Great photography...hard to beat the feeling of being on the water at the days dawn.
Congrats on a MONTH of fishing man...wow.


----------



## Snakecharmer (Apr 9, 2008)

Nice photos. Gotta luv the moose.


----------



## SMBHooker (Jan 3, 2008)

Wow. . . Must of been a dream trip! Great pics!


----------



## WillyB2 (Dec 28, 2008)

Robert, you lucky dog. I can only manage a one week trip to Ontario each year. I love those smallies. The only difference is my wife is right there in the boat with me. We had a great trip this year catching most of our bass on topwater. What great action !! Beautiful pics, what part of Canada were you in?

Willy


----------



## robertj298 (Feb 23, 2009)

WillyB2 said:


> Robert, you lucky dog. I can only manage a one week trip to Ontario each year. I love those smallies. The only difference is my wife is right there in the boat with me. We had a great trip this year catching most of our bass on topwater. What great action !! Beautiful pics, what part of Canada were you in?
> 
> Willy


We were in the Mcgregor Bay area off the Manitoulin Island. My wife was in the boat with me the last week of the month. She can only take about 1 week of being in the wilds lol. Usually the topwater bite is great but this year it was just ok. Most of the smallmouth were caught on tubes even the 16.5 lb Northern was caught on a tube. It was a miracle I landed the Northern .He had the tube back in the top of his mouth and how he didn't cut my line as I was using no leader was a miracle. I also only had a small bass net so I had to use the mechanical lip grabber in the photo to land him which was no small task


----------



## Ry440 (May 11, 2011)

it looks beautiful! The wildlife up there is just breathetaking. I bet it was hard to come back to ohio lol


----------



## MDBuckeye (Sep 29, 2009)

Great pictures!
Ontario used to be an annual trip for me but in the last couple of years I haven't been up.

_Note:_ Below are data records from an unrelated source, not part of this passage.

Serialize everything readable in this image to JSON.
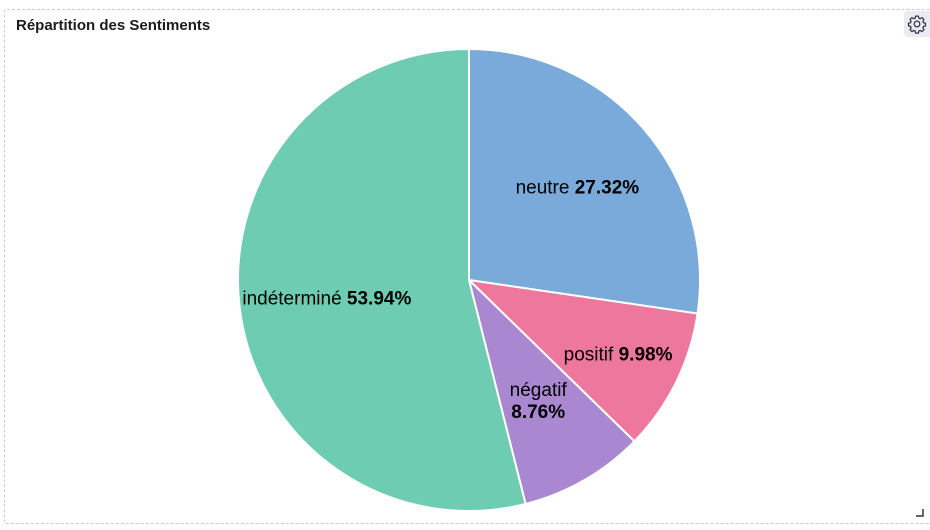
{
  "panel": {
    "title": "Répartition des Sentiments",
    "settings_icon": "gear-icon",
    "resize_icon": "resize-corner-icon"
  },
  "chart_data": {
    "type": "pie",
    "title": "Répartition des Sentiments",
    "slices": [
      {
        "label": "neutre",
        "value": 27.32,
        "value_text": "27.32%",
        "color": "#79aad9"
      },
      {
        "label": "positif",
        "value": 9.98,
        "value_text": "9.98%",
        "color": "#ee789d"
      },
      {
        "label": "négatif",
        "value": 8.76,
        "value_text": "8.76%",
        "color": "#a987d1"
      },
      {
        "label": "indéterminé",
        "value": 53.94,
        "value_text": "53.94%",
        "color": "#6dccb1"
      }
    ],
    "start_angle_deg": 0,
    "direction": "clockwise",
    "legend": "none",
    "labels": "inside"
  }
}
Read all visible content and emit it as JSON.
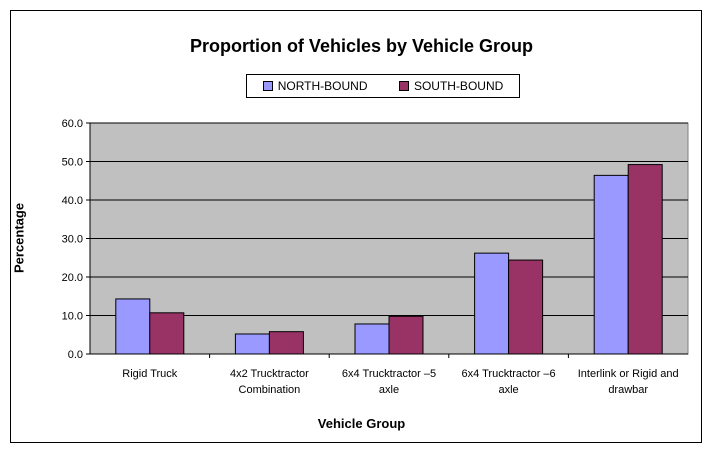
{
  "chart_data": {
    "type": "bar",
    "title": "Proportion of Vehicles by Vehicle Group",
    "xlabel": "Vehicle Group",
    "ylabel": "Percentage",
    "ylim": [
      0,
      60
    ],
    "yticks": [
      "0.0",
      "10.0",
      "20.0",
      "30.0",
      "40.0",
      "50.0",
      "60.0"
    ],
    "grid": true,
    "legend_position": "top-center",
    "categories": [
      [
        "Rigid Truck"
      ],
      [
        "4x2 Trucktractor",
        "Combination"
      ],
      [
        "6x4 Trucktractor –5",
        "axle"
      ],
      [
        "6x4 Trucktractor –6",
        "axle"
      ],
      [
        "Interlink or Rigid and",
        "drawbar"
      ]
    ],
    "series": [
      {
        "name": "NORTH-BOUND",
        "color": "#9999FF",
        "values": [
          14.3,
          5.2,
          7.8,
          26.2,
          46.4
        ]
      },
      {
        "name": "SOUTH-BOUND",
        "color": "#993366",
        "values": [
          10.7,
          5.8,
          9.8,
          24.4,
          49.2
        ]
      }
    ],
    "plot_background": "#C0C0C0"
  }
}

Congrats on a wonderful trip!


----------



## Capital outdoorsman (Mar 27, 2006)

The picture of the deer brought back a memory. I have hit a couple while driving a car but will never forget nearly hitting one while in a boat.


----------



## scappy193 (May 11, 2009)

man, you are LUCKY!!! i want to live through your pictures. post more please!!


----------